Sus ojos negros esconden una mirada primitiva.
En la oreja izquierda lleva una herida ya cicatrizada de una refriega pasada;falta parte de su cartílago.Se pueden apreciar dos pendientes de oro con forma de aro.
Respecto a su cara,hay que destacar la cicatriz que cruza su ojos izquierdo de arriba a abajo.
PARTE I
Mientras la Joya del Desierto Calishita estaba sumida en el sueño de la noche, los alcantarillados cobraban vida una vez más en una noche de luna llena.
El olor pestilente y nauseabundo se palpaba en el ambiente. Una ciudad como Calimport, con un número considerable de habitantes,producía mucha basura y el alcantarillado así lo demostraba.
Aquel silencio solo era perturbado por el resonar de alguna tubería, el goteo de las cañerías o quizá el caminar sofocado del algún pequeño roedor.

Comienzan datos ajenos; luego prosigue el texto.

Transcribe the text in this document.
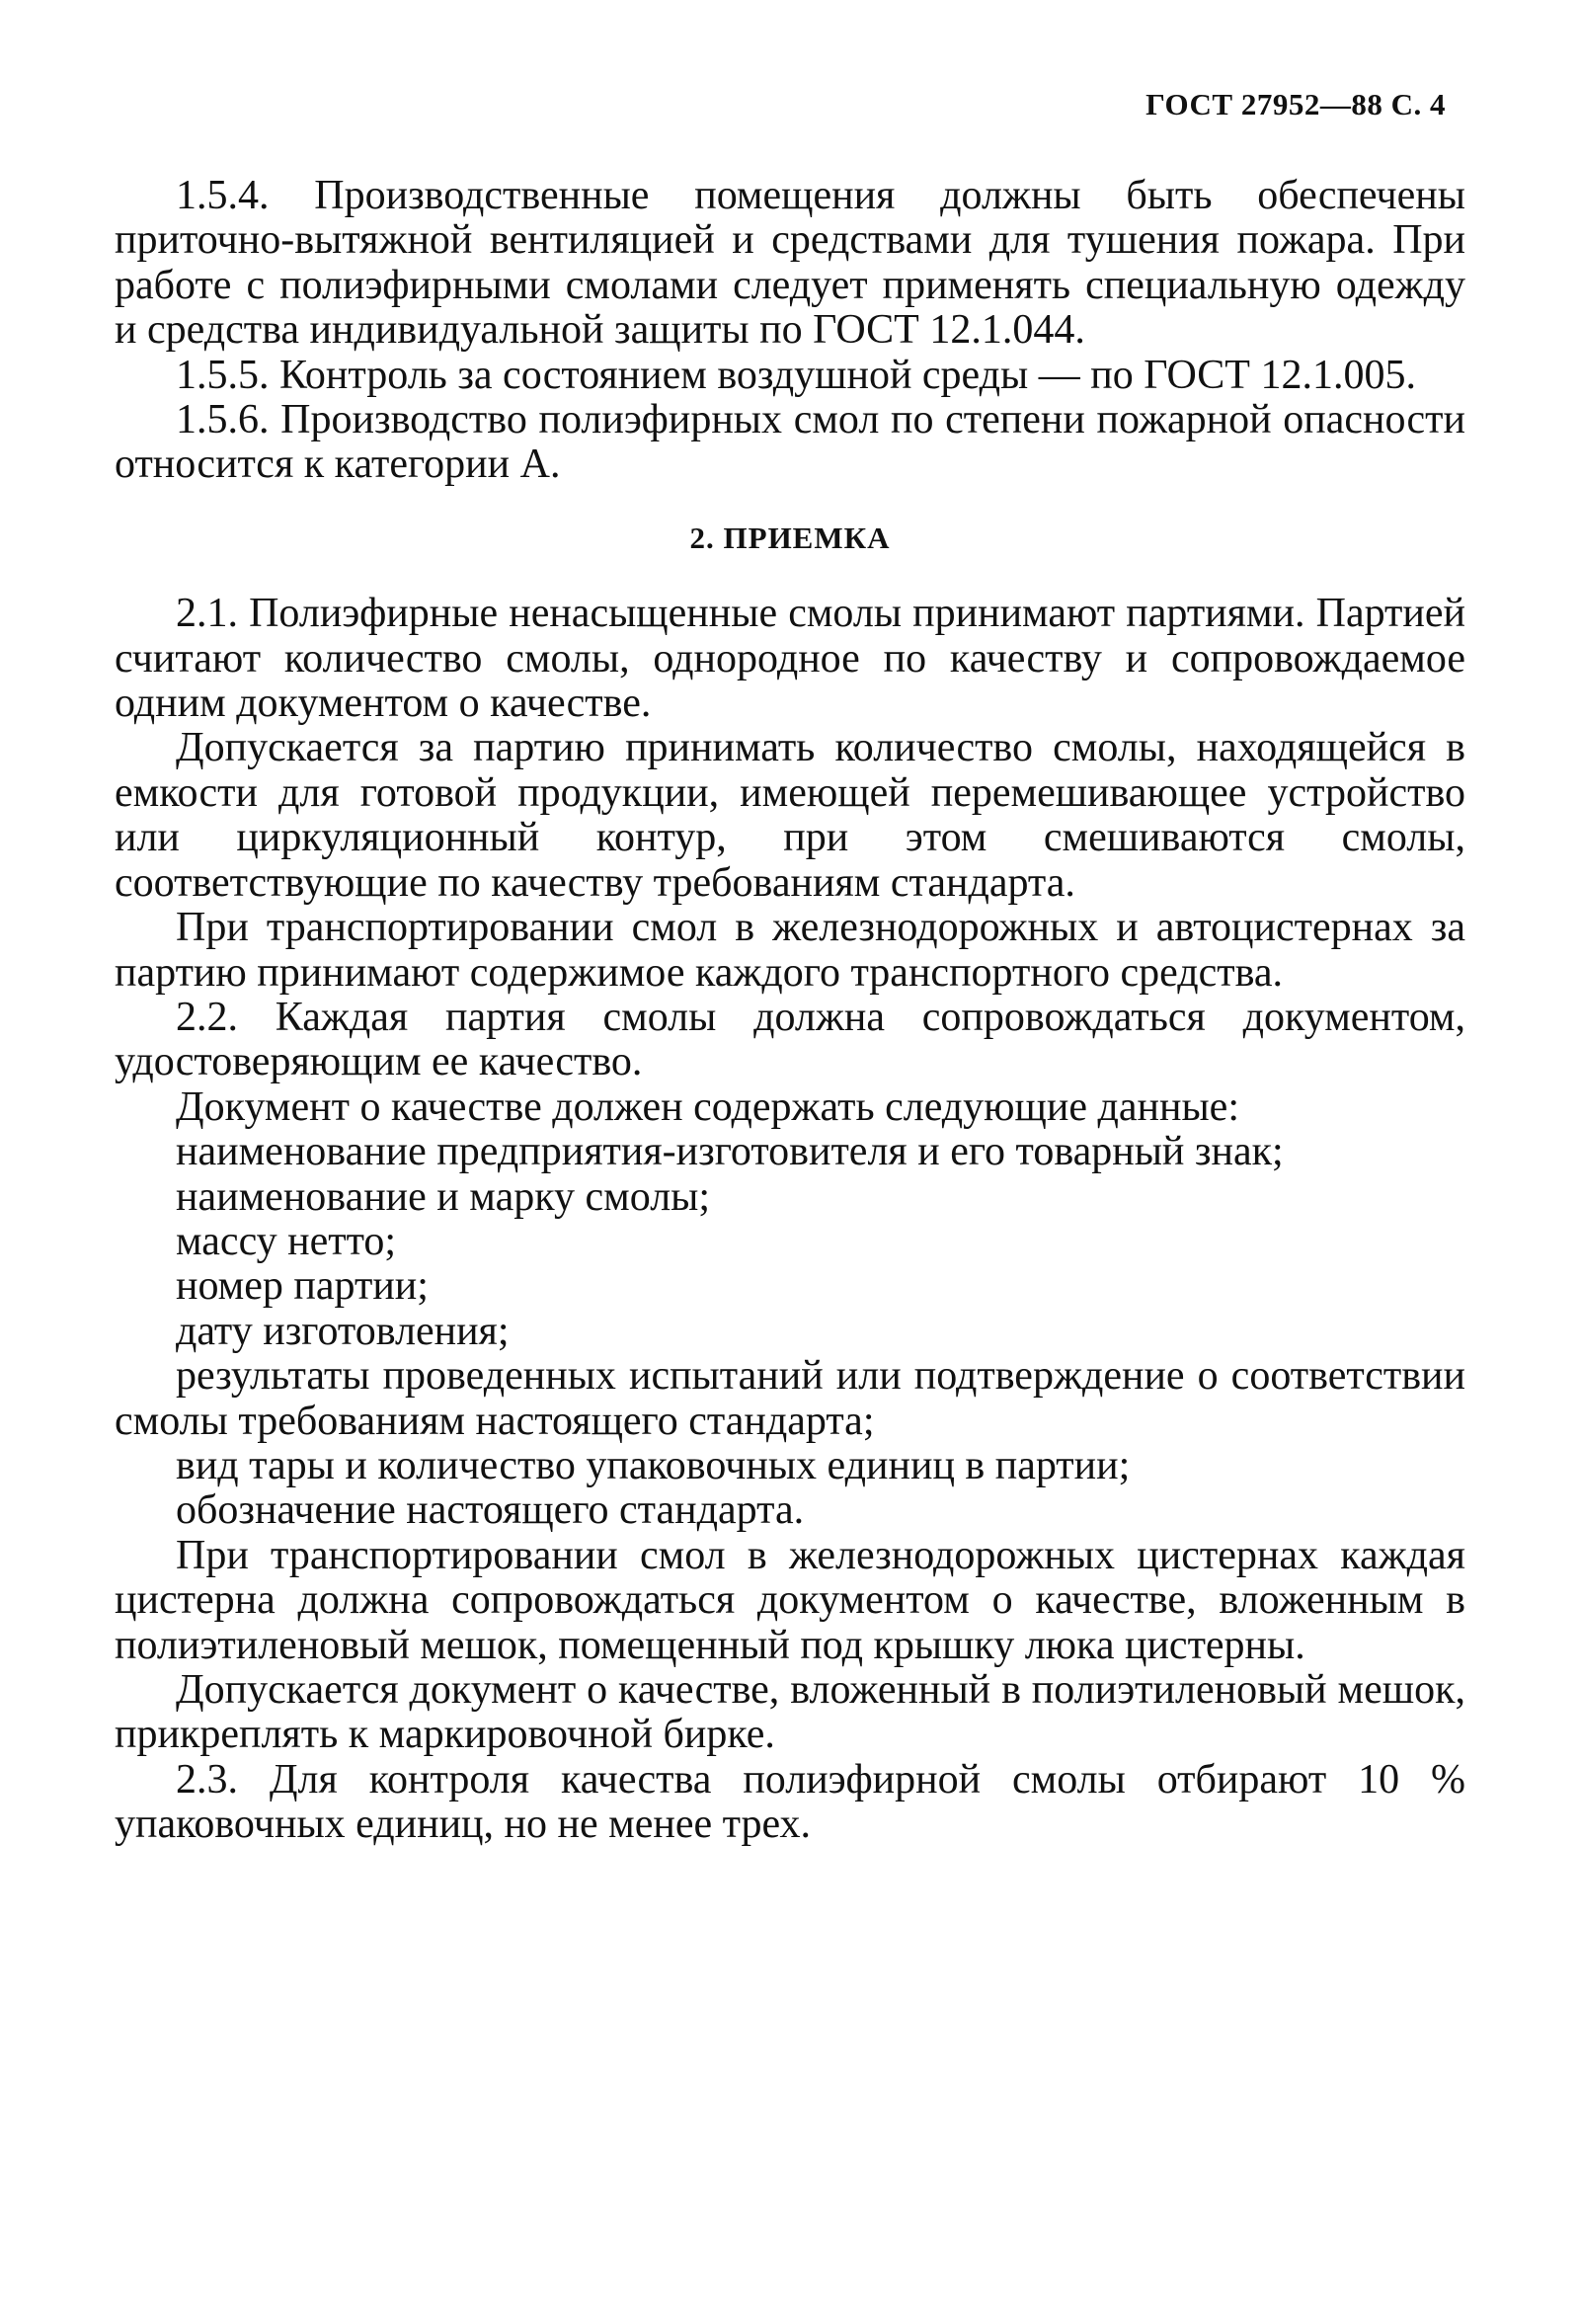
ГОСТ 27952—88 С. 4

1.5.4. Производственные помещения должны быть обеспечены приточно-вытяжной вентиляцией и средствами для тушения пожара. При работе с полиэфирными смолами следует применять специальную одежду и средства индивидуальной защиты по ГОСТ 12.1.044.

1.5.5. Контроль за состоянием воздушной среды — по ГОСТ 12.1.005.

1.5.6. Производство полиэфирных смол по степени пожарной опасности относится к категории А.

2. ПРИЕМКА

2.1. Полиэфирные ненасыщенные смолы принимают партиями. Партией считают количество смолы, однородное по качеству и сопровождаемое одним документом о качестве.

Допускается за партию принимать количество смолы, находящейся в емкости для готовой продукции, имеющей перемешивающее устройство или циркуляционный контур, при этом смешиваются смолы, соответствующие по качеству требованиям стандарта.

При транспортировании смол в железнодорожных и автоцистернах за партию принимают содержимое каждого транспортного средства.

2.2. Каждая партия смолы должна сопровождаться документом, удостоверяющим ее качество.

Документ о качестве должен содержать следующие данные:

наименование предприятия-изготовителя и его товарный знак;

наименование и марку смолы;

массу нетто;

номер партии;

дату изготовления;

результаты проведенных испытаний или подтверждение о соответствии смолы требованиям настоящего стандарта;

вид тары и количество упаковочных единиц в партии;

обозначение настоящего стандарта.

При транспортировании смол в железнодорожных цистернах каждая цистерна должна сопровождаться документом о качестве, вложенным в полиэтиленовый мешок, помещенный под крышку люка цистерны.

Допускается документ о качестве, вложенный в полиэтиленовый мешок, прикреплять к маркировочной бирке.

2.3. Для контроля качества полиэфирной смолы отбирают 10 % упаковочных единиц, но не менее трех.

La rata correteaba rápidamente por el interior de la cañería provocando que sus diminutas, pero afiladas garras, resonaran en el frío metal.Siguió moviéndose durante largos minutos en la misma dirección, hasta que se vio obligada a girar un par de veces en algunos conductos. Sin duda era un auténtico laberinto, pero el roedor sabía lo que se hacía.
Ascendió de forma vertical clavando sus garras con firmeza y cuando llegó a lo alto, donde la tubería volvía a adoptar una forma horizontal, sé detuvo.
Observó por un pequeño agujero con sus diminutos ojos rojos a la vez que se atusaba los bigotes con las patas delanteras.
La sala era amplia y gracias a la luz de la luna que entraba por una rejilla en el techo de la estancia, se podía apreciar en las paredes el mismo símbolo repetidamente.
Se trataba de una cabeza de rata con unos cuernos de cabra perfectamente detallados, sin duda quizá el símbolo de algún clan.
La amplia mesa ocupaba el centro de la sala y sobre ella, pequeños roedores campaban a sus anchas.Cosa que no parecía importar a los allí presentes.
Las extrañas siluetas iban embutidas en ropajes raídos y oscuros, dejando a la vista sus hocicos de amplios bigotes.
Había un sitio vació presidiendo la mesa, quizá alguien autoritario, un jefe lo más probable pues el ambiente que se respiraba en la estancia resultaba ser más caótico que otra cosa. Quizá por la falta de su presencia.
Los hombres rata se arañaban y discutían por restos de comida que había sobre la mesa. Alguno que otro devoraba con ansía algún pequeño ratoncillo que se aproximaba demasiado a sus parientes de mayor envergadura.
La puerta de la antecámara se abrió y la mediana entró en la sala. La matriarca había llegado acompañada de sus dos guardias personales.
El escándalo cesó y la hembra se acercó al sitio que le correspondía quedando a su espalda los dos machos que, seguramente gozaban de su compañía alguna noche.
Los machos parecían mirarse desafiantes emitiendo sonidos y movimientos con la boca para intimidar al otro en un intento de satisfacerse esa noche con la compañía de la mujer.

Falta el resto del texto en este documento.